SPEAKER: lot actually, a lot. A lot of what we do is writing based, whether that’s, you know, a piece of direct mail that we send out or a newsletter that we write or again, a piece of advertising that we do, a radio script. So they put a big kind of value on that from a marketing standpoint.
SPEAKER: Great. And the last set of questions. How would you have defined successful writing as a student versus successful writing now? And would you say that you are a successful workplace writer?
SPEAKER: How would define successful writing as a student – I would say something that would get me a good grade, and something that I feel like I didn’t have the kind of kill myself to understand, if that made sense. Like I feel like writing assignments in college, like a lot of them would come really naturally to me, like we would get a prompt and I was like, “Oh, I know I’m going to write about. I get it. I got it. Here it is. ” And I would usually do alright. And then I would get writing prompts where I’d be like, “I don’t even know where to start on this. ” And sometimes it would go really, really bad, and other times when I felt like I kind of b s ‘d my way through it I would actually do a great job. And I think successful writing now kind of looks like, again, how can I make this as accurate and as accessible as I can while still finding that balance between what I know as a quote unquote marketing professional to be the right way to do this, versus balancing kind of the powers that be politically in my organization and what they want to see. So it’s really kind of about all making sure we, you know, play nice in the sandbox together. It’s a lot of, you know, people kind of all want their own, you know, stamp on everything and want to make sure that their specialty is mentioned, they want to make sure that their name is underlined, and that’s not always the right answer. So just kind of picking my battles there. It’s a lot of like, who has a bigger slice of birthday cake, you know what I mean?
SPEAKER: Okay, yeah, yeah
SPEAKER: And what was your other question, sorry?

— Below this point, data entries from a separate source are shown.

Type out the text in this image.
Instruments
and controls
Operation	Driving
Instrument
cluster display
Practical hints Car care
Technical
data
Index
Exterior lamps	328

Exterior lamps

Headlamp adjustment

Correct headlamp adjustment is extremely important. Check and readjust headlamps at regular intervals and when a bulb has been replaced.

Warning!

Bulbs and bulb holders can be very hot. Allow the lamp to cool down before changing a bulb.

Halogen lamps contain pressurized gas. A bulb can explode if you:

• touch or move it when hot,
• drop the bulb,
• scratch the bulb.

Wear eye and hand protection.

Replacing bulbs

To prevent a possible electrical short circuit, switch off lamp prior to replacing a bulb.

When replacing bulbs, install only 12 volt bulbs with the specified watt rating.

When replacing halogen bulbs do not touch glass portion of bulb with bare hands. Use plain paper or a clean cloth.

SPEAKER: Would you say you are a successful workplace writer?
SPEAKER: I would like to think so. I think that f rom where I started and where I am now I’ve definitely improved. I don’t think that I’m perfect by any stretch of the imagination, but I think that – I would like to think anyway – that I’ve found that fine line of not spending a ton of time on a project if it’s not warranted, but still making sure that the content that I put out is quality.